Odyssey/Books/22

From Gerald R. Lucas
< Odyssey‎ | Books
Revision as of 09:55, 10 May 2023 by Grlucas (talk | contribs) (Updated.)

The Return of Odysseus[1]

Book 21 sets the stage for the slaughter of Book 22. Telemachus has finally accepted Odysseus as his true father and now stands beside the returned king at the end of Book XXI: Odysseus has cast aside his beggar’s rags and now stands regally before the doomed suitors, bow in hand, son by his side, and electrical effects from the gods themselves. You couldn’t ask for anything better out of Hollywood.

Odysseus and Telemachus kill the Suitors, Thomas Degeorge, 1812.

The first to take an arrow is Antinoos. At the point that Odysseus finally reveals himself, the suitors had been warned many times and in many ways to vacate the house of Odysseus, so the intensity has been building since Odysseus has returned home: the suitors will soon pay for their perfidy with their blood — nothing they can do will now will save them as book XXII begins with the death of the arrogant and somewhat dense Antinoos.

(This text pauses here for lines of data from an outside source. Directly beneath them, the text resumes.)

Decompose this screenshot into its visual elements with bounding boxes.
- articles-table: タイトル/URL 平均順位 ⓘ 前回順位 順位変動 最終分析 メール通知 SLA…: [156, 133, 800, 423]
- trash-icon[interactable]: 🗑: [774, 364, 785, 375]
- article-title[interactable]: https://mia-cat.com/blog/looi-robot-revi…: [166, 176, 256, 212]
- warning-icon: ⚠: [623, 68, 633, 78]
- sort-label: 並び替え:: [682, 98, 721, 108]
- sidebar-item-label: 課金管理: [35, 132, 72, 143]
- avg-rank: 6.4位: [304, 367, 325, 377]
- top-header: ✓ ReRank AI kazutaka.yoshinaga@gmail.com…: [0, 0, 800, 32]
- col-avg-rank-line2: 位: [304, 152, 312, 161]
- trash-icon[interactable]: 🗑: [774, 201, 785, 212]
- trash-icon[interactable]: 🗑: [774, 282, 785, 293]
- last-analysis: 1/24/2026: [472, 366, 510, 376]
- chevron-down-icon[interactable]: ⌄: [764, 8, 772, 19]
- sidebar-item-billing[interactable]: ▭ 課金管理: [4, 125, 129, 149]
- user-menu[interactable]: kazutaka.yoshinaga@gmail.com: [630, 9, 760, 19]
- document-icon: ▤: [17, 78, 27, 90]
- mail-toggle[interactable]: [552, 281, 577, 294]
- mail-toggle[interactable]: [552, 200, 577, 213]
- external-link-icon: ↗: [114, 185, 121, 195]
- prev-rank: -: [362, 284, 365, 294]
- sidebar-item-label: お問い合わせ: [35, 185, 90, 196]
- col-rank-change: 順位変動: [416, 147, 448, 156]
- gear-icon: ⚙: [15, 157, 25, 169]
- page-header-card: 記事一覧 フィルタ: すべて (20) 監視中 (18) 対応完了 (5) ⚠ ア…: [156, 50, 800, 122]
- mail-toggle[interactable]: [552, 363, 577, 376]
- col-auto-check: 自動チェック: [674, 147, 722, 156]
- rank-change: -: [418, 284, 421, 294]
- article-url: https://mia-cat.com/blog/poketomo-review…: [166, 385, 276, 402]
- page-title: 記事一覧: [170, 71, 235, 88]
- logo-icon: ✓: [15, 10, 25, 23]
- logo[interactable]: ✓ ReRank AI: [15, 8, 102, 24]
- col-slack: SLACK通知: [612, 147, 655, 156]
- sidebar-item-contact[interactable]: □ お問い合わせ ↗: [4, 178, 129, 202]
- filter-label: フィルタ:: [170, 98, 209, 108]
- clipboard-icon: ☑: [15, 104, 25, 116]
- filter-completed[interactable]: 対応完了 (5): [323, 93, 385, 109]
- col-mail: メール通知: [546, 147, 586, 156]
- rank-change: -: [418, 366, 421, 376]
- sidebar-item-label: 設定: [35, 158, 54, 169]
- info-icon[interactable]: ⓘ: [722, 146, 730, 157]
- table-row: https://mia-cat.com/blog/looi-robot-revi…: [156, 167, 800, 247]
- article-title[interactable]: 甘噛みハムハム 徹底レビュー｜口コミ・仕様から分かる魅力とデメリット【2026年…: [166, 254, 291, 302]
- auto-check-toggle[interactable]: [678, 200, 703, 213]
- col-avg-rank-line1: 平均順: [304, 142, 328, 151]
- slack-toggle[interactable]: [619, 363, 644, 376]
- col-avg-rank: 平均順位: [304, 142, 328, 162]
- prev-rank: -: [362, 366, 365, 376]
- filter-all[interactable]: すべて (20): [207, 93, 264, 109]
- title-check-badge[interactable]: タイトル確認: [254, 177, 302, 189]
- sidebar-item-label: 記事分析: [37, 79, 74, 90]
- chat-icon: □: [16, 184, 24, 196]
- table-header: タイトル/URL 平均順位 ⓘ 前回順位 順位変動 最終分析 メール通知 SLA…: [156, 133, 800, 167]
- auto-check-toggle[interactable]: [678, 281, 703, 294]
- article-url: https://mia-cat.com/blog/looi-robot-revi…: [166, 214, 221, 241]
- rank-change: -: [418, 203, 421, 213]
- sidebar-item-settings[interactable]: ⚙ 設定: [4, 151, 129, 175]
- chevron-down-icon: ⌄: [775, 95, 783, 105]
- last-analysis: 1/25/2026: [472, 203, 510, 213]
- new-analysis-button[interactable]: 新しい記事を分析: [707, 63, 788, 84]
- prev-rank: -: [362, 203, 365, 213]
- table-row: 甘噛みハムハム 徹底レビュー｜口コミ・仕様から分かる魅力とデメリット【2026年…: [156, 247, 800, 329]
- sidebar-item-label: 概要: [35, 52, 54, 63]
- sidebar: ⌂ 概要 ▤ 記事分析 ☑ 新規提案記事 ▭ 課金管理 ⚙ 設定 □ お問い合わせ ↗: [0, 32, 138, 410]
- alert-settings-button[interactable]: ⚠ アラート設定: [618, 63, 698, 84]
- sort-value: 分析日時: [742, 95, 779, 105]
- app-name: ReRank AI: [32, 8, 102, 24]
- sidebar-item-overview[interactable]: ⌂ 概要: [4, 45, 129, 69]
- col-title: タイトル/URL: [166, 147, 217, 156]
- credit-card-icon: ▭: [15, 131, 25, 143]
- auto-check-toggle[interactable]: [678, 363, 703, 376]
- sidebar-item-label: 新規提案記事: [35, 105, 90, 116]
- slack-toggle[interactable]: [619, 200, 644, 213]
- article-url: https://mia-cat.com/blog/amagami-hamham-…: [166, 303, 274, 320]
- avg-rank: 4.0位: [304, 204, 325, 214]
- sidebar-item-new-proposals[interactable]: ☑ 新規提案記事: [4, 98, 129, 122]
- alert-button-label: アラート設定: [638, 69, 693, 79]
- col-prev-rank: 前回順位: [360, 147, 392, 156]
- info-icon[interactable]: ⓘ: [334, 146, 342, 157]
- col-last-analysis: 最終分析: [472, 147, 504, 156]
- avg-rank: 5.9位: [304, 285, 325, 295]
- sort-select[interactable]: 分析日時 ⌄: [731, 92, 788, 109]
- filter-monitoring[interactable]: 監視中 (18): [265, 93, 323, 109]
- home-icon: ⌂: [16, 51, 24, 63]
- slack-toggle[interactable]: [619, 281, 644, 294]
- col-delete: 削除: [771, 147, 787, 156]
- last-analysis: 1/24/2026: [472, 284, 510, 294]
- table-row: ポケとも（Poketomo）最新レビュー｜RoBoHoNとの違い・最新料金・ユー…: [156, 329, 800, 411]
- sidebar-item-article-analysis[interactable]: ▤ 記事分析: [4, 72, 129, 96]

Book XXII parallels book XXII of the Iliad: the deciding battles in both epics are decided. The Odyssey book XXII reads stylistically similar to the Iliad book XXII: notice the Homeric, or epic, similes of war;[2] the brutality of war is not disguised with florid romanticism — Odysseus shows no mercy as deals out death to the suitors and those who supported them. He has come by stealth and now uses combat to rid his home of the infection. Part of that infection are the twelve maids that helped the suitors by betraying Penelope. Since those maids are part of Odysseus’ own house, they meet a particularly brutal end — only after they clean the carnage of the great hall — as does Melanthios. These descriptions are disturbing, but suggest that one’s house is a sacred place as is one’s duty to that house.